The stories from men and women who have shared their experiences on social media through the #MeToo hashtag underscore the many ways victims cope with the trauma.
Experts say the road to recovery depends on many factors, including whether a person has a strong support system in place or whether he or she has experienced past sexual trauma.
“These are experiences that are extremely disruptive to a person’s sense of well-being,” says Kristen Houser, a spokesperson for the National Sexual Violence Resource Center. “It’s such an overwhelming experience. It’s a betrayal of trust. It leaves people with a sense of ‘Can I even trust my gut to make decisions that don’t put me in jeopardy?’ It can be very profound.”
Marc Wasserman, an activist attorney and a producer, recounts his personal story of sexual harassment with a tinge of regret as he describes succumbing 30 years ago, as a young actor, to a casting director’s instructions to strip naked during an audition.
When the actor realized the casting director had videotaped the meeting without his knowledge, he left and on the drive home pulled over to throw up.
“It was very embarrassing and humiliating,” Wasserman, now 49, tells Variety. “When I look back on it, I just couldn’t believe how I did that, that I just willingly and unknowingly listened to this guy.”
Wasserman’s father recalls that he wrote about his son’s incident in his journal when it happened. He remembers that the casting director told his son that “a good clean body is necessary if you’re going to model or be seen in Speedos.”
Wasserman, who is now married with three young children, says he largely focused on the positive direction his life took after that fateful audition. Uneasy with the power dynamic that had been leveraged against him, he no longer wanted his career to depend on individuals who could exploit their roles as gatekeepers in the industry.

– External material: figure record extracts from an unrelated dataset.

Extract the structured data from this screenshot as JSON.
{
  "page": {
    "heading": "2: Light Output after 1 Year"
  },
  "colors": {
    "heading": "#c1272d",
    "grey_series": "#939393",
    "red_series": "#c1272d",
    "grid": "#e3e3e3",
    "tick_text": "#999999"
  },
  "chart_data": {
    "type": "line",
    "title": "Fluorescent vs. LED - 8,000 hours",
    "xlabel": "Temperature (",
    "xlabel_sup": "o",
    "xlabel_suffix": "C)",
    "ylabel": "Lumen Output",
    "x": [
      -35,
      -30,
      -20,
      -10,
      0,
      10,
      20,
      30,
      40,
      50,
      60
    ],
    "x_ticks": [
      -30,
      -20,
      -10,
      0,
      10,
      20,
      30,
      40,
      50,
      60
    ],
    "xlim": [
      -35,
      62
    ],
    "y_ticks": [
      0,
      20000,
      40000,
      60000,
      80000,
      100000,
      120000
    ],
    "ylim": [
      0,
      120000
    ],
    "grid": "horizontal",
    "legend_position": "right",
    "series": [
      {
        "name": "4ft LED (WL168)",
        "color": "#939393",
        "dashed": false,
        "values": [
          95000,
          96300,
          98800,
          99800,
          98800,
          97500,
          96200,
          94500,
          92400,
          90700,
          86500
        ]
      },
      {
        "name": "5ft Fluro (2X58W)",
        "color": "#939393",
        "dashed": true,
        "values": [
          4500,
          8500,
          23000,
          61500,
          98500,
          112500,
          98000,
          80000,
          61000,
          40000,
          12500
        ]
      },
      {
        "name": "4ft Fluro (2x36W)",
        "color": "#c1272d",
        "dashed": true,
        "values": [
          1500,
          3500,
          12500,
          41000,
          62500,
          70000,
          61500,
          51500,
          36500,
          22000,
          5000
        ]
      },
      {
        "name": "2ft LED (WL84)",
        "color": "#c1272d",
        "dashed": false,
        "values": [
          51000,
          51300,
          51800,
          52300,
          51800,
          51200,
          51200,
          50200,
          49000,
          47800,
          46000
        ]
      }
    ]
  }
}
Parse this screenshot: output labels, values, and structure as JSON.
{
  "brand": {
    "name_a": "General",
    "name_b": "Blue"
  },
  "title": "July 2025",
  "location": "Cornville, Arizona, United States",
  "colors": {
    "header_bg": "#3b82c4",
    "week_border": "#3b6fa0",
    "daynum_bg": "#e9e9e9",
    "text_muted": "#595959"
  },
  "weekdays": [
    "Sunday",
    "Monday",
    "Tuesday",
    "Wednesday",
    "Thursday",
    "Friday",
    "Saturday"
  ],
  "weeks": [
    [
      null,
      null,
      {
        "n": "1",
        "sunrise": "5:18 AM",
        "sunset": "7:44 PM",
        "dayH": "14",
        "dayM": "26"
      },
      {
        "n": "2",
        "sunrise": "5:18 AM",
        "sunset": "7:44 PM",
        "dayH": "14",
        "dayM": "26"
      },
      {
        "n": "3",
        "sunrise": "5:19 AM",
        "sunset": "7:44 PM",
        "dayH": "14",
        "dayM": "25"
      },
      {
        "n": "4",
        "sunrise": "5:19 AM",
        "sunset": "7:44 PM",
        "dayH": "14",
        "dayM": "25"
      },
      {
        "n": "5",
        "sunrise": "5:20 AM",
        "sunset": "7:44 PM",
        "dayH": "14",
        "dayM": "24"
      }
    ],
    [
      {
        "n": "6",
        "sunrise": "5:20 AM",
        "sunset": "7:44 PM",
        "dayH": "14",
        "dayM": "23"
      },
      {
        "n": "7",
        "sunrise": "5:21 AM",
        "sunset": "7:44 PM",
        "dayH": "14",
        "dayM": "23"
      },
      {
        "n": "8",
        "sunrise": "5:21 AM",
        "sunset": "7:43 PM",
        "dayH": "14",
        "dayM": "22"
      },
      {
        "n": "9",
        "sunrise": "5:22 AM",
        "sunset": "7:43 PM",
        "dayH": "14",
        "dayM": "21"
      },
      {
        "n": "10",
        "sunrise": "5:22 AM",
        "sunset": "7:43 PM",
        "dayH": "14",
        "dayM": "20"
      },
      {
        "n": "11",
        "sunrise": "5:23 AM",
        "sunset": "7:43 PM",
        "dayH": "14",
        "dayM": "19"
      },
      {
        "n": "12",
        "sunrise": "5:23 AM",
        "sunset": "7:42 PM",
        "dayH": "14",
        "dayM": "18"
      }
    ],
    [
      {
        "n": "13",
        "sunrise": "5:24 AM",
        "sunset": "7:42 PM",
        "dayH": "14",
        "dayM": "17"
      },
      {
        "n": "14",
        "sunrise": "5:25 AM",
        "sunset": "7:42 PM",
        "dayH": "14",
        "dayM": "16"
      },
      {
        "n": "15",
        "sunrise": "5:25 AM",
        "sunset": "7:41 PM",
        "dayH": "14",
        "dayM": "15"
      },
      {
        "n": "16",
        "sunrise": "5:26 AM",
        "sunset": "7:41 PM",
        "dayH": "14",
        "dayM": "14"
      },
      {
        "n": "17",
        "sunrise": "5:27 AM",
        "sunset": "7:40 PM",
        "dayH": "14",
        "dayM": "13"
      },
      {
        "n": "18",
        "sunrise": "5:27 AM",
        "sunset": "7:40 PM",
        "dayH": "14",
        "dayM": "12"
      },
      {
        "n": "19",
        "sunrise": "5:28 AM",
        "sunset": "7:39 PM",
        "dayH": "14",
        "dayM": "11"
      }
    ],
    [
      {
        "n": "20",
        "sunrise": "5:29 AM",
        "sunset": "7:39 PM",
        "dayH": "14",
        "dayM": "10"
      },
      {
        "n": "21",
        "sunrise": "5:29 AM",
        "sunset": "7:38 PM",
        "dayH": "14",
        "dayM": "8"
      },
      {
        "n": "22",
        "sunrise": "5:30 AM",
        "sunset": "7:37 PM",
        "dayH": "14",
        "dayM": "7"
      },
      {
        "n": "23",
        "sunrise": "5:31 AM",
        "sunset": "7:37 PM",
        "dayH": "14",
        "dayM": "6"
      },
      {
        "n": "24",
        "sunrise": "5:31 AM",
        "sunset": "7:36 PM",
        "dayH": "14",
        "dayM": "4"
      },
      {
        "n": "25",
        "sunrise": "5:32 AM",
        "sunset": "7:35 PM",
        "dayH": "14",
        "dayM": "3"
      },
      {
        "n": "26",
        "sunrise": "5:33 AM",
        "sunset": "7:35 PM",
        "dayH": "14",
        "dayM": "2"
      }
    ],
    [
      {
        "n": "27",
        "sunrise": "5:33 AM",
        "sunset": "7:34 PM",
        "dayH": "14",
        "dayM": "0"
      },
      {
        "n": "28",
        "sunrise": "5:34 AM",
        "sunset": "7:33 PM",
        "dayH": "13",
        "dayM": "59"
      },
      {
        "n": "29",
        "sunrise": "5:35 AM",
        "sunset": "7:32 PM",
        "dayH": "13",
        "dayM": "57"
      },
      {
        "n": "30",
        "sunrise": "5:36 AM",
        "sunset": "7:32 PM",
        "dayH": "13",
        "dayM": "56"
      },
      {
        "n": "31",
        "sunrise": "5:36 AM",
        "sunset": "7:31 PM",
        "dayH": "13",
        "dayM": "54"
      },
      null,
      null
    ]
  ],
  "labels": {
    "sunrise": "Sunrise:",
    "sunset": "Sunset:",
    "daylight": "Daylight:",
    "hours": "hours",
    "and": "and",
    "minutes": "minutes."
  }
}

He went to law school and later formed his own production company, eager to find independence. He would use the firm as a force for good in an industry rife with workplace abuse.
“In holding my own auditions with other actors and actresses, I remember going through that whole process of wanting to make sure they were comfortable and that they were feeling respected,” Wasserman said. “If they have talent, it’s not going to be up to me to make or break their career.”
Wasserman also came forward with his story because he wanted to dispel the myth that only women experience sexual assault in the entertainment industry.
“Everything you’re seeing and hearing is women,” he said. “It gets lost in there that this happens to men and boys. … It’s not gender specific. Unfortunately there are all these people out there who have been getting away with it for so long.”